他說,寫一篇寒山寺游記吧,我想看看彼情彼景。
我不是沒有想過為此寫點什么,可是卻遲遲沒有下筆,除了日記里簡單的勾勒,就再無更多的文字,直到他向我提出來,我找不到拒絕的理由,也未曾想過要拒絕。
因為我太怕讓他失望了,我太怕他失望之后的沉寂,太怕失望之后那叫我手足無措的恐懼和慌亂,再不想重溫那噩夢一樣的感覺。
雖然一直以來,我都沒能給過任何人希望,很多時候我都懷疑自己和期望的事情是不是永遠都絕緣,這樣的說辭就暫且當是玩笑,不知道什么時候習慣了和自己開玩笑。
整個四月我都在等待重逢,在腦海里想象著你,還有那座城,和那個你自己沒去到的地方。
四月六號在蘇州,我們之間的距離那么近,卻那么遠。
那一刻,我以為我要失去你了。
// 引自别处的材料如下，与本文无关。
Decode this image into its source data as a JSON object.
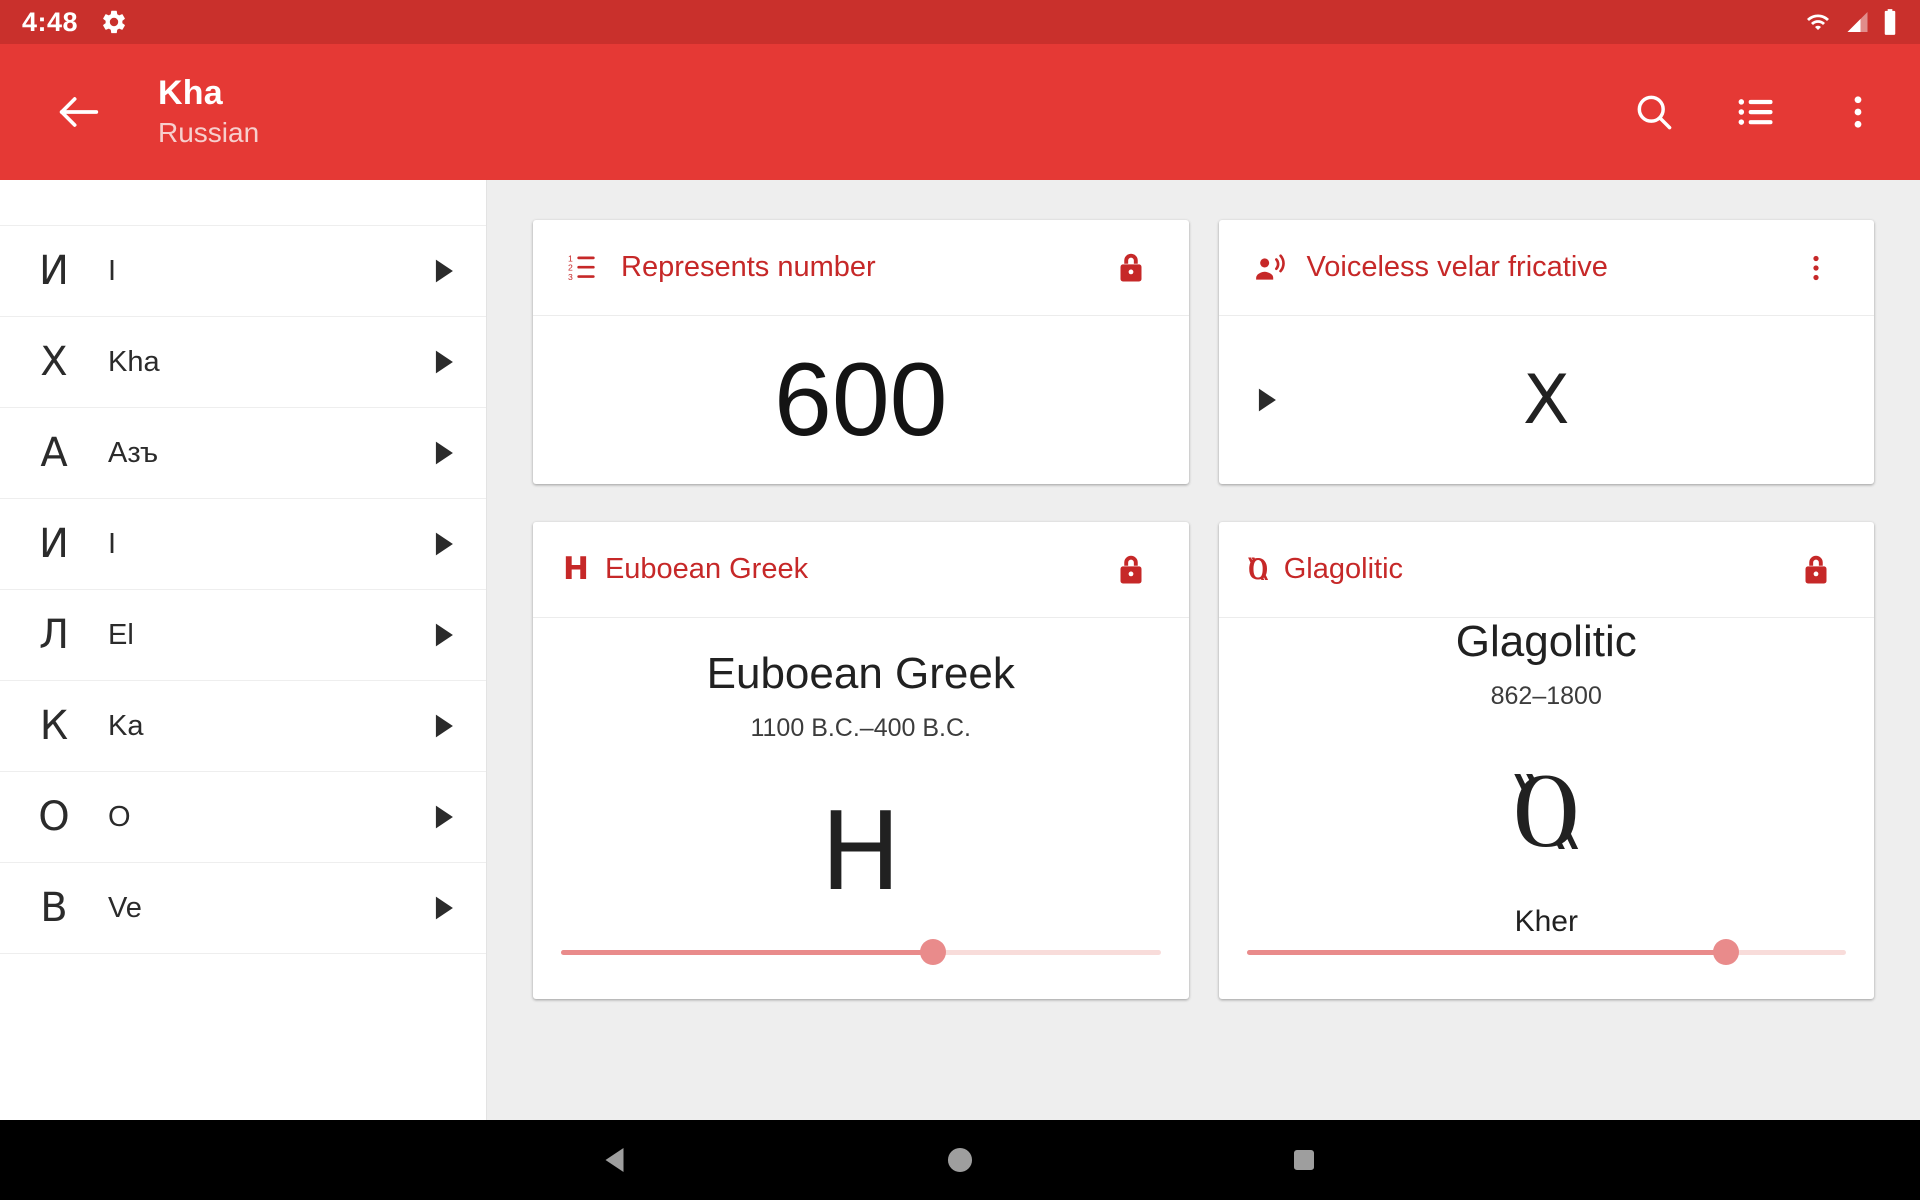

所以姐問我還去不去寒山寺的時候,我拒絕了。因為我有著比你更多的失落和痛苦,無處排遣,不僅僅是不能去到那個地方,而是不能和你一起。撐傘走在蘇大的一棵櫸樹下面的時候,我想到了村上小說里的渡邊,就想到了你。我知道你會在每一個細節里浮現在我的眼前,因為你一直在我腦海里,不曾離開過,即便是不說話不聯系也還是一樣記憶如初。
我說,我們總會見面的,所以就真的又見面了。
說實話,我不太會寫文章,也不太會寫心情,就是胡亂涂鴉,有時自己都看不懂,一年多沒來七日志,能想起它也像是風起那樣隨意。一起走過寺院廟宇,多想參拜一下菩薩,可惜我沒有佛家信仰,卻又好想向它許愿虔誠跪拜,求菩薩保佑有情人終有福報。這樣的念頭也像是一陣風那樣輕盈,跳躍著穿過我的雙眸飛去了我不知道的地方。